Wie hat Fraunhofer MEVIS die nationale und internationale fachliche Resonanz auf den Neubau und die mit ihm verknüpften fachlichen Schwerpunkte wahrgenommen?
Prof. Hahn: Wir sind schon seit langem auch international bekannt beim Thema der computergestützten Medizin. Insofern wird der Neubau des Instituts in Bremen von außen als logische Fortführung wahrgenommen. Diejenigen, die bei der Eröffnung dabei sein konnten, waren extrem positiv. Sie haben gesehen, dass uns hier jetzt ein fantastisches Gebäude zur Verfügung steht. Ich möchte das aber nicht überbewerten. Das war eine positive Reaktion von Kolleginnen und Kollegen – auch international – auf der Basis einer ohnehin positiven Wertschätzung.
Was bedeutet Ihre Ankündigung, unterschiedliche Menschen über die Zukunft der Medizin nachdenken (zu lassen) – von Fachleuten aus Wissenschaft und klinischer Praxis bis hin zu Kindern, Jugendlichen und Lehrkräften – konkret in der Praxis?
Prof. Hahn: Uns ist es ein Anliegen, Kinder und die breite Öffentlichkeit wirklich ernst zu nehmen. Das heißt, nicht nur mit den Fachkolleginnen und -kollegen aus Medizin, Wissenschaft und Industrie zu sprechen, sondern auch weiter zu fragen, wie die Bürgerinnen und Bürger unsere Themen wahrnehmen.

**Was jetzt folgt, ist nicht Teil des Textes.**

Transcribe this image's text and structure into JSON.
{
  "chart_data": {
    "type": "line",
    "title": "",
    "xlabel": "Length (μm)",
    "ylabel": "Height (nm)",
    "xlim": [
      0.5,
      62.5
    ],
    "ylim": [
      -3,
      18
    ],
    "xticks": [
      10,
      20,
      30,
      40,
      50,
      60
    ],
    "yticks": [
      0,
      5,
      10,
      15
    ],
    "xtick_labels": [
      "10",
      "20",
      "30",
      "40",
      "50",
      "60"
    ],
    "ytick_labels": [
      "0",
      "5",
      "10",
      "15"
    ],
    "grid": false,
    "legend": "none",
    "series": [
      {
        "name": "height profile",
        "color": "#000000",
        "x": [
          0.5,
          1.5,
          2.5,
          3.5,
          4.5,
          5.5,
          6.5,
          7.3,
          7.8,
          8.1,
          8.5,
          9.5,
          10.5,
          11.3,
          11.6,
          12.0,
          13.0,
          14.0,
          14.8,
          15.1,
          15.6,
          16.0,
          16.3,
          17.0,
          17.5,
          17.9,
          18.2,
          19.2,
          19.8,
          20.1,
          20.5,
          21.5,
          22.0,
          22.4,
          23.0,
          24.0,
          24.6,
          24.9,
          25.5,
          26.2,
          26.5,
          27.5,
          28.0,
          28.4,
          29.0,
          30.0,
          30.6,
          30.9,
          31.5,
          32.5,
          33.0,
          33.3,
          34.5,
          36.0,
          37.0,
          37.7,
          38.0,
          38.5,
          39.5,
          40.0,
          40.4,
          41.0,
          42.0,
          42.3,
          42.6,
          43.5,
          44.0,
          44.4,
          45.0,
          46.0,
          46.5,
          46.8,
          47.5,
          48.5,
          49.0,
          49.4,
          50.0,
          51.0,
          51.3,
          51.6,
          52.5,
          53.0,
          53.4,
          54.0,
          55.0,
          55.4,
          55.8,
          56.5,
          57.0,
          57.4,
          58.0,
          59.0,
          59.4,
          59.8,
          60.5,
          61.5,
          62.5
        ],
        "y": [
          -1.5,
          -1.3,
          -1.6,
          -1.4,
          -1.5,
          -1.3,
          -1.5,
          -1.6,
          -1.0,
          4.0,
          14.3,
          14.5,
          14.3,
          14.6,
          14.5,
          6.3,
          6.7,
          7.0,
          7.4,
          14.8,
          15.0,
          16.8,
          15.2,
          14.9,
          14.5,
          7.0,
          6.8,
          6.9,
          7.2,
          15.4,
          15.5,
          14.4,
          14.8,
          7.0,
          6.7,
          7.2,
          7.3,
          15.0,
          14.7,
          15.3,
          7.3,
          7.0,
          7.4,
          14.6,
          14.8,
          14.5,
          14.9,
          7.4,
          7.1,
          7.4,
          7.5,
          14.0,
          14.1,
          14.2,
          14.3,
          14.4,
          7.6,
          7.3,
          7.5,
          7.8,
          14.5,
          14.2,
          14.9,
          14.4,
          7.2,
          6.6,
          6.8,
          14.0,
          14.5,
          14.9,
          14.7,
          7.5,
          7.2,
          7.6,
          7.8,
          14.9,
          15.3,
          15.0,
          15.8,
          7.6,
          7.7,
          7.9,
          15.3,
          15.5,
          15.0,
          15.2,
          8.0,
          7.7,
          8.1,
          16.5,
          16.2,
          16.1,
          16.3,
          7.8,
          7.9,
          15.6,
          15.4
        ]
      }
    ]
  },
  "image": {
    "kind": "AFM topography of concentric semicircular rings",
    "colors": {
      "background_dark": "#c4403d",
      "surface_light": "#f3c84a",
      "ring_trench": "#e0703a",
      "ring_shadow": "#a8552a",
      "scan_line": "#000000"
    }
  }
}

Dieser Dialog kommt jetzt mehr und mehr auf die Agenda. Dabei suchen wir auch nach geeigneten Formaten, denn wir sind ja eigentlich ein technologisch orientiertes Forschungsinstitut. Wir stehen aber in der Verantwortung, unser Wissen auch in diese Richtung hin zu entwickeln. Ein wesentlicher Bereich ist der wichtige Dialog mit Lehrkräften, Jugendlichen und deren Eltern. Unser neues Gebäude bietet zudem eine Chance, zukünftig auch Gruppen von Patientinnen und Patienten bestimmter Erkrankungsfelder einzuladen und in die Diskussion einzubinden.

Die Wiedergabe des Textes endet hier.